# Bung Holes in Screen



## PeterF (Dec 6, 2010)

While I remember Sporeworld (I think) having pvc fittings around a hole cut in the screen, I haven't come up with those fittings when I have looked (I am quite unhappy with the hardware stores out here though).

Now, if you can cut a hole in your container (deli cup, for example) that is probably best.

However, if you can't. Or if an unexpected situation puts you in an odd place, then I have found recently that I can:

Make a circle of hot glue on one side of the screen (actually, it is mesh I have been working with)(you might want to draw the circle first)

Then mirror it on the other side when cooled.

Then repeating on both sides.

Then cut away the mesh inside the hot glue circle (this is hard, it is a small hole, but it does not need to be perfect).

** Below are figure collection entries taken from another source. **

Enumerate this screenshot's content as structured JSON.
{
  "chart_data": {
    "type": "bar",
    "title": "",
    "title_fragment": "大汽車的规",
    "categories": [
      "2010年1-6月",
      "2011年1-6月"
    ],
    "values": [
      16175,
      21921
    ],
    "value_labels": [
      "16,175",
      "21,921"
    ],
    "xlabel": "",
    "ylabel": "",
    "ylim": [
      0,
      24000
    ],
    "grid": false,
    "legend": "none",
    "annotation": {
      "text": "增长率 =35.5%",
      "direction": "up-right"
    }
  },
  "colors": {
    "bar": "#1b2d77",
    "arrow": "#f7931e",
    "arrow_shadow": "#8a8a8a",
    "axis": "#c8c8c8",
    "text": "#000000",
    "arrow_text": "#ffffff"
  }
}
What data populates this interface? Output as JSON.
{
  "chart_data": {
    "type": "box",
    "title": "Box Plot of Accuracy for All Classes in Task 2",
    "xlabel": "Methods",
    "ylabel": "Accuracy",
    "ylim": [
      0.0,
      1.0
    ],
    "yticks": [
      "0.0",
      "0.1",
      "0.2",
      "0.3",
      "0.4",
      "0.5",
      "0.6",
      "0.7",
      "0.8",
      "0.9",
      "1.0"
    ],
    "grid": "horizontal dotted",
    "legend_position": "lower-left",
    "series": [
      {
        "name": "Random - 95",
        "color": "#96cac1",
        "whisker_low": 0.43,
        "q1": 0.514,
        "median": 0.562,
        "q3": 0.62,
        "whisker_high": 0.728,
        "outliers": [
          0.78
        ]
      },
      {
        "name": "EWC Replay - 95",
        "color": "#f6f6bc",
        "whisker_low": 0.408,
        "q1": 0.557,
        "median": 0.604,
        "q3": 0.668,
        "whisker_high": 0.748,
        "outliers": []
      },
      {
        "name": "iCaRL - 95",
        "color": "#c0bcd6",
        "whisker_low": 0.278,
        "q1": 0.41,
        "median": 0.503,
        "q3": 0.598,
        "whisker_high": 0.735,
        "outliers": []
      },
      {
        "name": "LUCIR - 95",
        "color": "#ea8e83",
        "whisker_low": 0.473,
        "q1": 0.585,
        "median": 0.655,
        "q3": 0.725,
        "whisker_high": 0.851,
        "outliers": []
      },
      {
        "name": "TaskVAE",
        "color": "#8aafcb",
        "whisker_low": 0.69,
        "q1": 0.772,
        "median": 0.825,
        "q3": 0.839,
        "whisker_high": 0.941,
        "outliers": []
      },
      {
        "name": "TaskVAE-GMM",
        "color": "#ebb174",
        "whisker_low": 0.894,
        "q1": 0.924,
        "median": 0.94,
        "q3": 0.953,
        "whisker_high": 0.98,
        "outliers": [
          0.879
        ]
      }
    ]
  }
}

Jam something in the hole to twist. I like a sharpie for this. This step grinds away the extra screen somewhat, and seems to put an edge on the glue.

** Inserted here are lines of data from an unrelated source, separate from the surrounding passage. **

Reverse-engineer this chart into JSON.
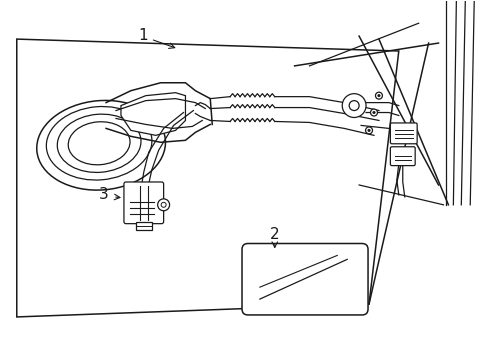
{
  "bg_color": "#ffffff",
  "line_color": "#1a1a1a",
  "label_1": "1",
  "label_2": "2",
  "label_3": "3",
  "figsize": [
    4.89,
    3.6
  ],
  "dpi": 100
}
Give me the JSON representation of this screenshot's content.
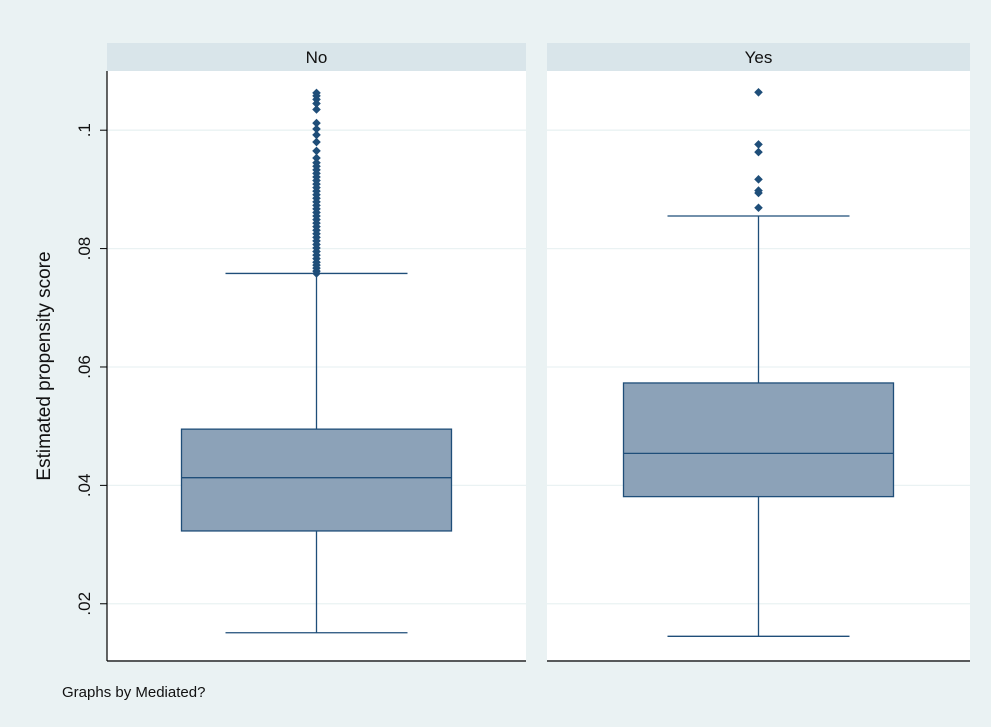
{
  "chart_data": {
    "type": "box",
    "ylabel": "Estimated propensity score",
    "yticks": [
      ".02",
      ".04",
      ".06",
      ".08",
      ".1"
    ],
    "ytick_values": [
      0.02,
      0.04,
      0.06,
      0.08,
      0.1
    ],
    "ylim": [
      0.0105,
      0.11
    ],
    "grid": true,
    "note": "Graphs by Mediated?",
    "colors": {
      "outer_background": "#eaf2f3",
      "strip": "#d9e5ea",
      "box_fill": "#8ca2b8",
      "box_line": "#1f4e79",
      "outlier": "#1f4e79",
      "gridline": "#eaf2f3"
    },
    "panels": [
      {
        "label": "No",
        "whisker_low": 0.0151,
        "q1": 0.0323,
        "median": 0.0413,
        "q3": 0.0495,
        "whisker_high": 0.0758,
        "outliers": [
          0.0758,
          0.0762,
          0.0767,
          0.0772,
          0.0777,
          0.0783,
          0.0789,
          0.0795,
          0.0801,
          0.0807,
          0.0813,
          0.0819,
          0.0825,
          0.0831,
          0.0837,
          0.0843,
          0.0849,
          0.0855,
          0.0861,
          0.0867,
          0.0873,
          0.0879,
          0.0885,
          0.0891,
          0.0897,
          0.0903,
          0.0909,
          0.0915,
          0.0921,
          0.0927,
          0.0933,
          0.0939,
          0.0945,
          0.0953,
          0.0965,
          0.098,
          0.0992,
          0.1002,
          0.1012,
          0.1035,
          0.1045,
          0.1052,
          0.1058,
          0.1063
        ]
      },
      {
        "label": "Yes",
        "whisker_low": 0.0145,
        "q1": 0.0381,
        "median": 0.0454,
        "q3": 0.0573,
        "whisker_high": 0.0855,
        "outliers": [
          0.0869,
          0.0894,
          0.0898,
          0.0917,
          0.0963,
          0.0976,
          0.1064
        ]
      }
    ]
  }
}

Should be it, make a foam bung stopper and go about your business.

I have been making the first hot glue circle somewhat larger than the hole should be, as it will fill in a little with the successive layers of hot glue.

Again, this isn't a perfect solution, or rather, it solves problems that have been solved better in other ways. But as a panacea it is pretty nice.


----------



## sporeworld (Dec 6, 2010)

Yup!

I actually cut the mesh first, then put the glue on the edges. I really just use the fittings for reinforcement.


----------



## hibiscusmile (Dec 7, 2010)

Good idea!


----------



## Termite48 (Dec 24, 2010)

I wonder if one could cut off the neck of a plastic water or soda bottle, which has a twist off cap and hot glue that item into place. Then you have a twist off cap to use over and over and you could even hot glue a leash onto the cap and apply it to a place next to the bottle neck. Then it would not get lost. Just a thought that I will use soon.


----------



## PeterF (Dec 24, 2010)

I guess it depends on how much of the bottle you keep. I think if you used just the neck you might not have enough to hold while twisting the cap. Of course, if you don't put the cap on very tight it might work fine, if you trust the loose cap.

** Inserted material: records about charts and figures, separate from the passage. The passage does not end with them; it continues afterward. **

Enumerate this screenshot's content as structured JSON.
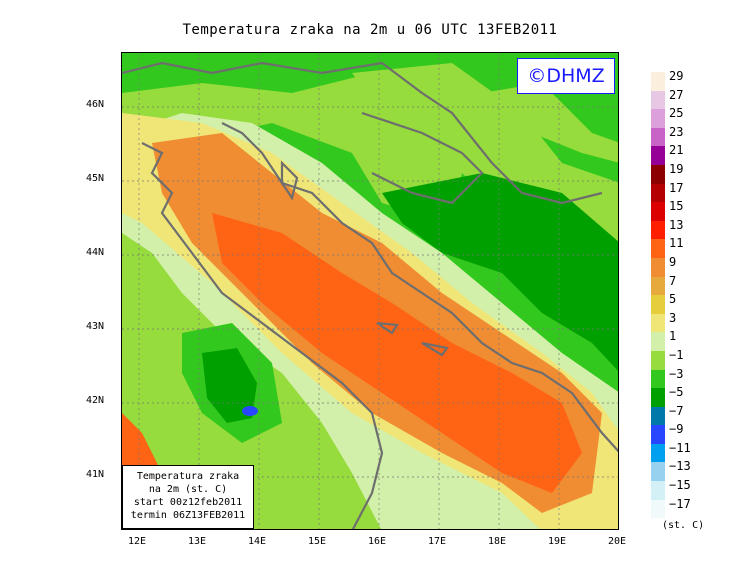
{
  "map": {
    "title": "Temperatura zraka na 2m u 06 UTC 13FEB2011",
    "watermark": "©DHMZ",
    "lat_labels": [
      "46N",
      "45N",
      "44N",
      "43N",
      "42N",
      "41N"
    ],
    "lat_values": [
      46,
      45,
      44,
      43,
      42,
      41
    ],
    "lon_labels": [
      "12E",
      "13E",
      "14E",
      "15E",
      "16E",
      "17E",
      "18E",
      "19E",
      "20E"
    ],
    "lon_values": [
      12,
      13,
      14,
      15,
      16,
      17,
      18,
      19,
      20
    ],
    "info_box": {
      "line1": "Temperatura zraka",
      "line2": "na 2m (st. C)",
      "line3": "start 00z12feb2011",
      "line4": "termin 06Z13FEB2011"
    }
  },
  "legend": {
    "unit": "(st. C)",
    "labels": [
      "29",
      "27",
      "25",
      "23",
      "21",
      "19",
      "17",
      "15",
      "13",
      "11",
      "9",
      "7",
      "5",
      "3",
      "1",
      "−1",
      "−3",
      "−5",
      "−7",
      "−9",
      "−11",
      "−13",
      "−15",
      "−17"
    ],
    "colors": [
      "#fbeedc",
      "#e6c8e4",
      "#dca0dc",
      "#c864c8",
      "#960096",
      "#8c0000",
      "#b40000",
      "#dc0000",
      "#ff1e00",
      "#ff6414",
      "#f08c32",
      "#e6aa3c",
      "#e6cd3c",
      "#f0e678",
      "#d2f0aa",
      "#96dc3c",
      "#32c81e",
      "#00a000",
      "#0078aa",
      "#2846ff",
      "#00a0f0",
      "#96d2f0",
      "#d2f0f5",
      "#f0fafa"
    ]
  }
}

If you expand and use more of the bottle (another vertical inch or so) you might have more to grab. But a much larger footprint and a much larger hole in the screen.

Mostly unrelated. I recently glued the top of a 2 liter bottle onto the ring of a mason jar. This gives the mason jar an attached funnel that can be screwed off for filling the jar. I have been using it to apply small crickets to mantis jars, as they are very difficult for me to control.


----------